Sur la question des dérives «impérialistes», il n’a pas manqué, évoquant le problème de la force en attente de la Cedeao, de l’offre d’aide des voisins,  de remarques  allusives bien emmenées: «Nous l’acceptons de bon coeur tout en vous demandant de ne pas chercher à vous substituer, ni aux forces de défense et de sécurité du Mali, ni au peuple malien dont vous mesurez la sensibilité… Il s’agit de problèmes existentiels de la nation malienne! Tout ce que vous poserez comme actes, au Mali, sera retenu par l’histoire, en bien et en mal, comme jurisprudence à travers l’espace de la Cedeao!»

Voilà qui,  de manière générale, remet en lumière les nombreuses critiques portant sur la tendance des chefs d’états de la Cedeao à agir avec le Mali comme on le ferait d’un incapable, ou d’un territoire sous tutelle. Le colonel Camara a  parlé comme les ex-éléments de la junte l’ont toujours fait. Son propos emprunte aux accents de celui du président intérimaire à son retour de Paris. «Je fais entièrement confiance aux services de sécurité maliens, ils sont plus que compétents pour assurer la sécurité du Président de la république et celle des institutions de la République».
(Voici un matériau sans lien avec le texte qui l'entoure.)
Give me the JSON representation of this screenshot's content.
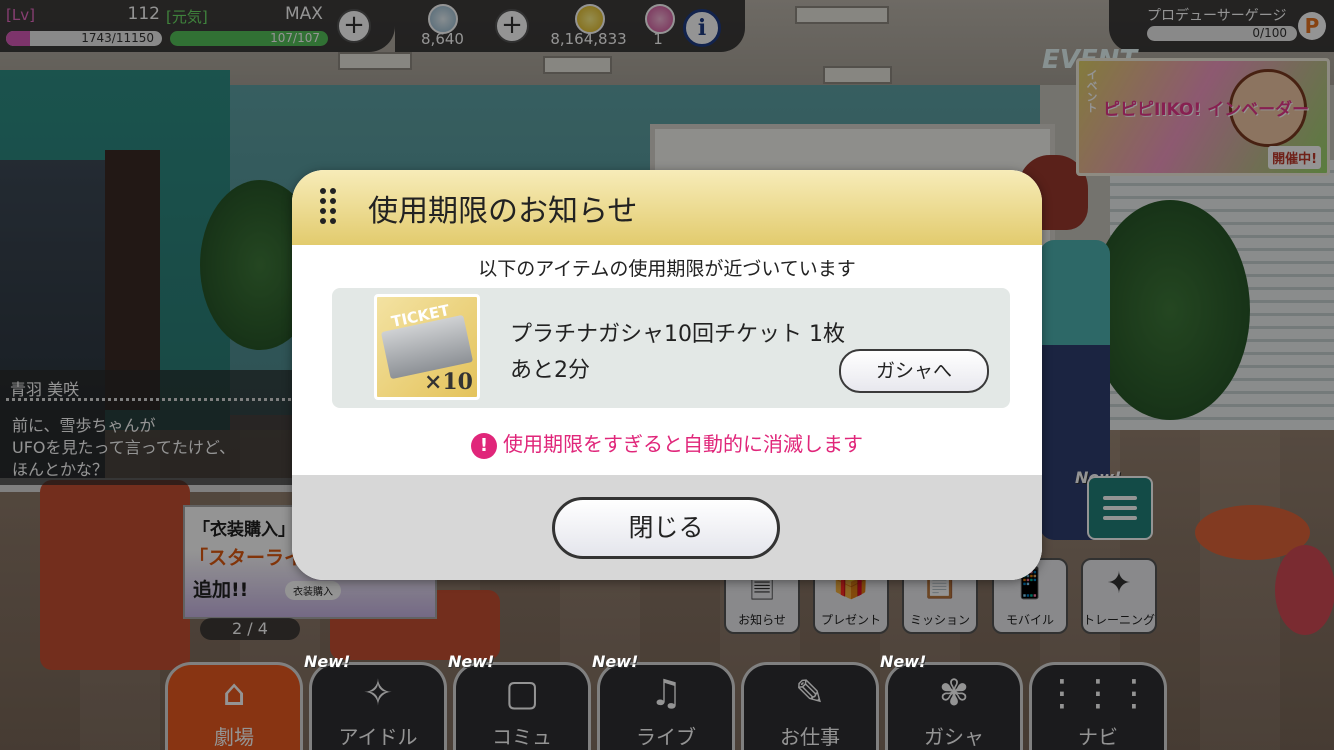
{
  "status": {
    "lv_label": "[Lv]",
    "lv_value": "112",
    "exp_text": "1743/11150",
    "exp_fraction": 0.156,
    "genki_label": "[元気]",
    "genki_max": "MAX",
    "stamina_text": "107/107",
    "stamina_fraction": 1.0
  },
  "currency": {
    "gems": "8,640",
    "money": "8,164,833",
    "tickets": "1"
  },
  "producer": {
    "label": "プロデューサーゲージ",
    "value": "0/100",
    "badge": "P"
  },
  "event": {
    "tag": "EVENT",
    "vertical": "イベント",
    "title": "ピピピIIKO! インベーダー",
    "status": "開催中!"
  },
  "dialogue": {
    "speaker": "青羽 美咲",
    "lines": [
      "前に、雪歩ちゃんが",
      "UFOを見たって言ってたけど、",
      "ほんとかな？"
    ]
  },
  "costume_banner": {
    "line1": "「衣装購入」",
    "line2": "「スターライト",
    "line3": "追加!!",
    "small": "衣装購入"
  },
  "page_indicator": "2 / 4",
  "side_buttons": [
    {
      "label": "お知らせ",
      "icon": "notice-icon",
      "glyph": "🗎"
    },
    {
      "label": "プレゼント",
      "icon": "present-icon",
      "glyph": "🎁"
    },
    {
      "label": "ミッション",
      "icon": "mission-icon",
      "glyph": "📋"
    },
    {
      "label": "モバイル",
      "icon": "mobile-icon",
      "glyph": "📱"
    },
    {
      "label": "トレーニング",
      "icon": "training-icon",
      "glyph": "✦"
    }
  ],
  "new_label": "New!",
  "nav": [
    {
      "label": "劇場",
      "icon": "theater-icon",
      "glyph": "⌂",
      "active": true,
      "new": false
    },
    {
      "label": "アイドル",
      "icon": "idol-icon",
      "glyph": "✧",
      "active": false,
      "new": true
    },
    {
      "label": "コミュ",
      "icon": "commu-icon",
      "glyph": "▢",
      "active": false,
      "new": true
    },
    {
      "label": "ライブ",
      "icon": "live-icon",
      "glyph": "♫",
      "active": false,
      "new": true
    },
    {
      "label": "お仕事",
      "icon": "work-icon",
      "glyph": "✎",
      "active": false,
      "new": false
    },
    {
      "label": "ガシャ",
      "icon": "gacha-icon",
      "glyph": "✾",
      "active": false,
      "new": true
    },
    {
      "label": "ナビ",
      "icon": "navi-icon",
      "glyph": "⋮⋮⋮",
      "active": false,
      "new": false
    }
  ],
  "modal": {
    "title": "使用期限のお知らせ",
    "subtitle": "以下のアイテムの使用期限が近づいています",
    "item_name": "プラチナガシャ10回チケット 1枚",
    "item_time": "あと2分",
    "ticket_word": "TICKET",
    "ticket_qty": "×10",
    "gacha_button": "ガシャへ",
    "warning": "使用期限をすぎると自動的に消滅します",
    "close_button": "閉じる"
  },
  "colors": {
    "accent_pink": "#e0267a",
    "nav_active": "#ea5b1f",
    "exp_bar": "#d75ab8",
    "stamina_bar": "#55c35a",
    "modal_header": "#e9d47c"
  }
}
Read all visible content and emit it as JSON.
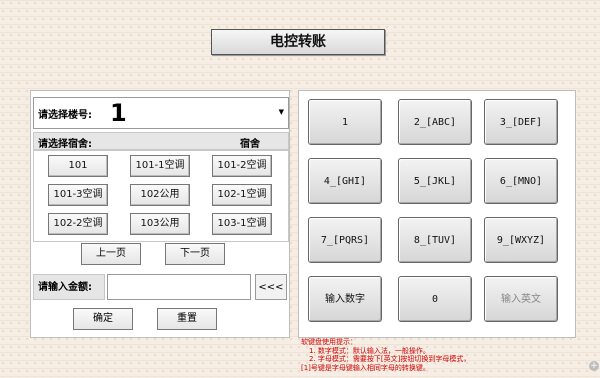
{
  "title": "电控转账",
  "floor": {
    "label": "请选择楼号:",
    "value": "1"
  },
  "dorm": {
    "label": "请选择宿舍:",
    "value": "宿舍"
  },
  "rooms": [
    "101",
    "101-1空调",
    "101-2空调",
    "101-3空调",
    "102公用",
    "102-1空调",
    "102-2空调",
    "103公用",
    "103-1空调"
  ],
  "nav": {
    "prev": "上一页",
    "next": "下一页"
  },
  "amount": {
    "label": "请输入金额:",
    "value": "",
    "backspace": "<<<"
  },
  "actions": {
    "confirm": "确定",
    "reset": "重置"
  },
  "keypad": [
    "1",
    "2_[ABC]",
    "3_[DEF]",
    "4_[GHI]",
    "5_[JKL]",
    "6_[MNO]",
    "7_[PQRS]",
    "8_[TUV]",
    "9_[WXYZ]",
    "输入数字",
    "0",
    "输入英文"
  ],
  "hint_lines": [
    "软键盘使用提示：",
    "1. 数字模式：默认输入法，一般操作。",
    "2. 字母模式：需要按下[英文]按钮切换到字母模式，",
    "[1]号键是字母键输入相同字母的转换键。"
  ],
  "corner_icon": "plus-circle-icon"
}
Le message ici est sans équivoque, et si le ministre de la défense se voit contraint de s’exprimer de la sorte, avec un ton incriminateur, c’est justement en raison du manque de modestie, d’humilité, de tact, de nombre d’intervenants étrangers dans la crise, qui ont pris l’habitude de se comporter en terre malienne comme en pays conquis! Ne venez pas au Mali pour faire aux maliens ce que vous n’aimeriez pas que l’on fasse à vos pays et ressortissants respectifs! C’est, en substance, ce conseil qui a été donné, sur un air moralisateur, par le ministre en ces termes: «Agissez, je ne puis résister à la tentation de le dire, comme vous aimeriez que l’on vous traite dans des circonstances similaires».

A l’écoute de ce discours de consensus, pour ainsi dire, sans rentrer dans ses petits souliers, la Cedeao devrait au moins se racheter une autre conduite, une attitude plus digne envers le Mali et les maliens.

Elle devrait parler moins doctement au sujet de ce pays fier, abandonner son  ton comminatoire, ses ultimatums qui ressemblent toujours plus à de vulgaires punitions et qui ont le don d’irriter même les non maliens. Cette fixation insensée,  sur la necessité de venir sécuriser les institutions au sud, doit être remisée, rangée au placard pour de bon.

Il convient de laisser de côté l’appellation de la mission de la cedeao au Mali, «Micema», et de lui en préférer une autre qui intègre le nécessaire élargissement à l’Union africaine, aux Nations unies.

De cette force d’intervention au Mali. La facilitation de Blaise Compaoré doit être également revue et quelque peu corrigée. Placée sous mandat des Nations unies et ramenée, à l’appui a un dialogue inter-malien pour préparer les conditions d’une meilleure relance démocratique au sortir de la guerre de libération. Et…, cela semble pourtant une évidence, cette facilitation doit être également basée à Bamako même.

Quoiqu’il en soit, cette déclaration choc du colonel sera-t-elle entendu à sa juste tonalité? Certains en doutent qui jugent,  au regard des bruits qui courent autour d’un coup de force de la Cedeao au Mali,  que les patrons de l’organisation, prenant la mouche, optent  pour la correction! D’autres estiment plus sagement, et il faut les y encourager, que la voix du Mali doit être entendue et que les chefs de la Cedeao, ne pouvant pas aimer plus le Mali que les maliens eux-mêmes, doivent éviter d’en rajouter à la crise en rentrant à leur tour dans une crise avec le Mali.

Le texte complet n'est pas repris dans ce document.